Ademais, o benefício não será mais necessariamente vitalício como estabelecia a legislação anterior, eis que, se os dependentes, por ocasião do óbito do segurado, tiverem uma expectativa de vida superior a 35(trinta e cinco) anos, então a pensão por morte será temporária. A MP 664/2014 contempla uma tabela observando os dados do IBGE quanto a expectativa de vida do brasileiro.
Auxílio-Reclusão – O auxílio reclusão segue as mesmas regras da pensão por morte.
De forma que, a partir de 01.03.15 o valor do auxílio reclusão será de 50% do valor da aposentadoria que seria devido no caso de invalidez, também observando o regramento de cotas de 10% por cada dependente até no máximo de 5(cinco).
Como a MP 664/2014 alterou o artigo 26 da Lei 8.213/91, doravante será devido o auxílio-reclusão apenas nas hipóteses em que o segurado já alcançou a contribuição mínima em 24(vinte e quatro) meses).
Podemos dizer então que novamente o segurado terá prejuízos nas hipóteses em que busca o auxílio-reclusão, eis que agora terá que ser observado a carência de 24(vinte e quatro) meses de contribuição para poder fazer jus ao benefício.
Em conclusão podemos dizer que a MP 664/2014 objetiva tão somente desonerar, pelo menos de forma parcial, a Previdência Social de benefícios que há muito pagava aos segurados, ora transferindo para a empresa o ônus ou até mesmo buscando forma de se isentar da responsabilidade, o que decorre das hipóteses de exigência de carência.
O certo é que precisamos sim de uma reforma na legislação previdenciária mas, deve ser mais abrangente que as apresentadas na medida provisória publicada no final do ano de 2014.
Não se pode aumentar ainda mais a participação das empresas brasileiras no custeio dos benefícios previdenciários, sob pena de inviabilidade de sua competitividade, em especial no mercado cada vez mais globalizado que se acha instalado no cenário mundial.
De forma que, a necessária reforma não pode retirar benefícios dos trabalhadores e nem tampouco onerar ainda mais as empresas, como caminhou a MP 664/2014 e, não se diga ser isto impossível, até porque a Previdência pode ser viável mas deve ser tratada com responsabilidade.
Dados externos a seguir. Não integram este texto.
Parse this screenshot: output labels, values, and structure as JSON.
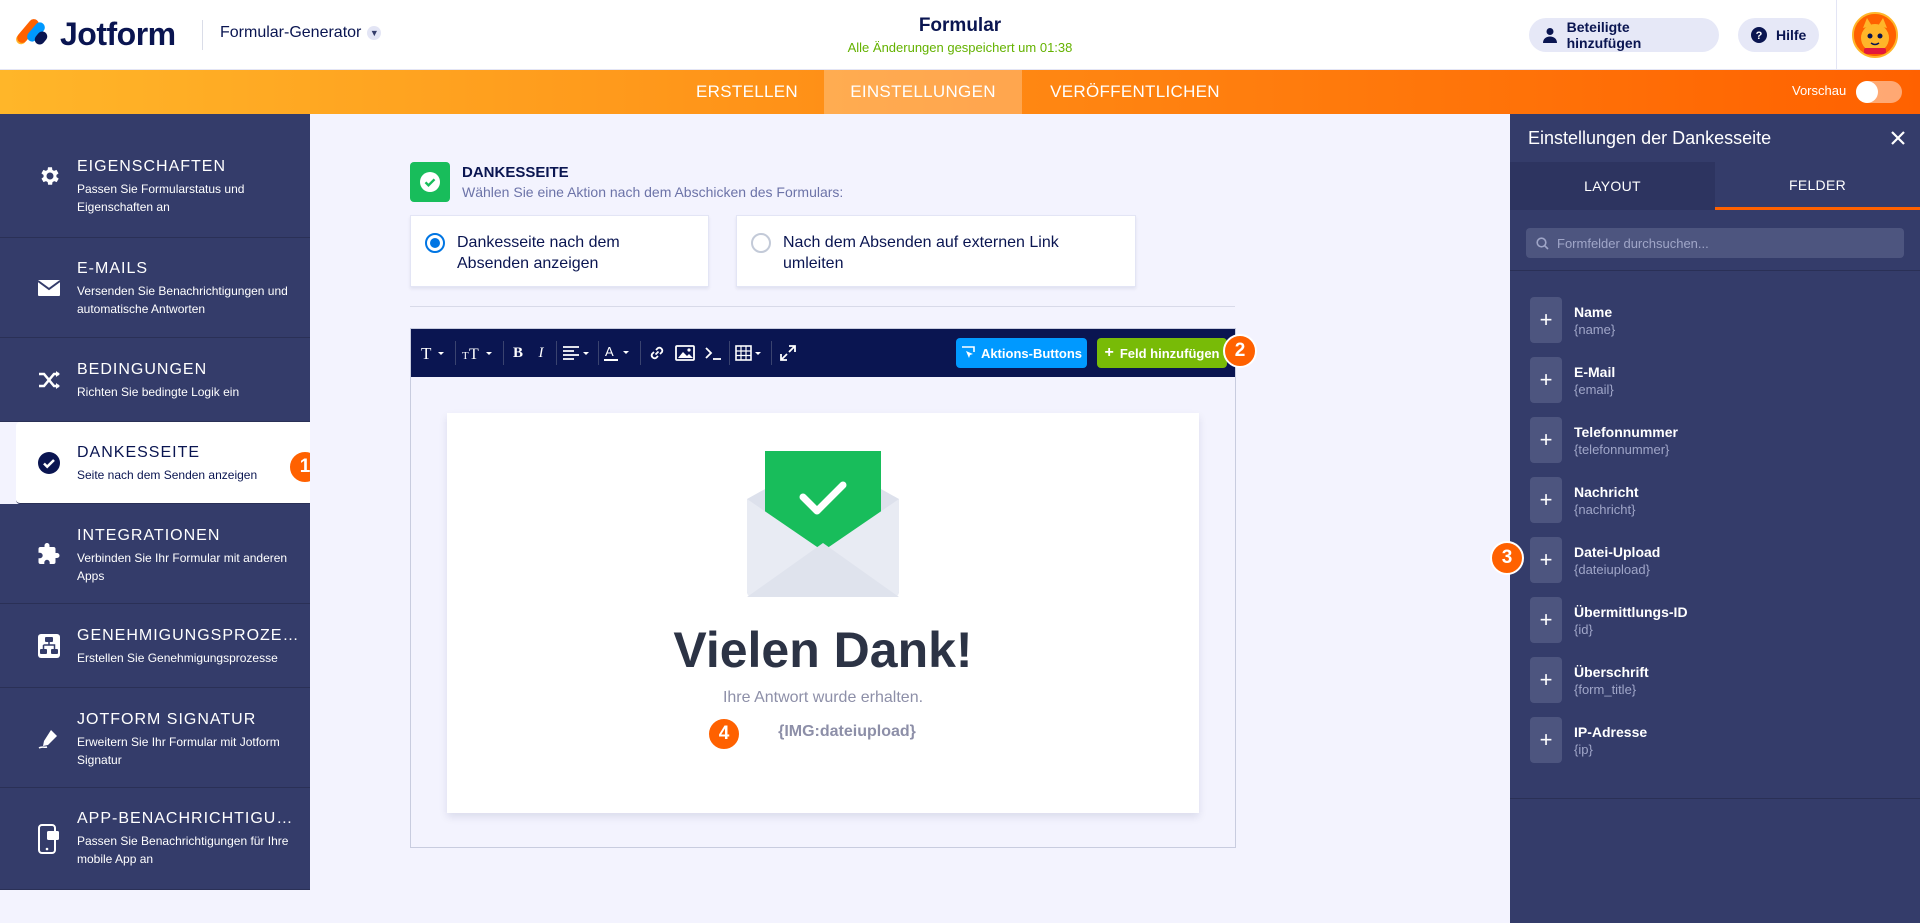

O órgão previdenciário não suporta pagamento de benefícios às pessoas que nunca contribuírem com seus cofres. O assistencialismo às pessoas que realmente precisam é possível mas, que não se faça com recursos da Previdência Social que deverá honrar obrigações tão somente em relação aos seus segurados.
Elton Sadi Fülber é Conselheiro Federal da OAB representando Rondônia e Professor Universitário.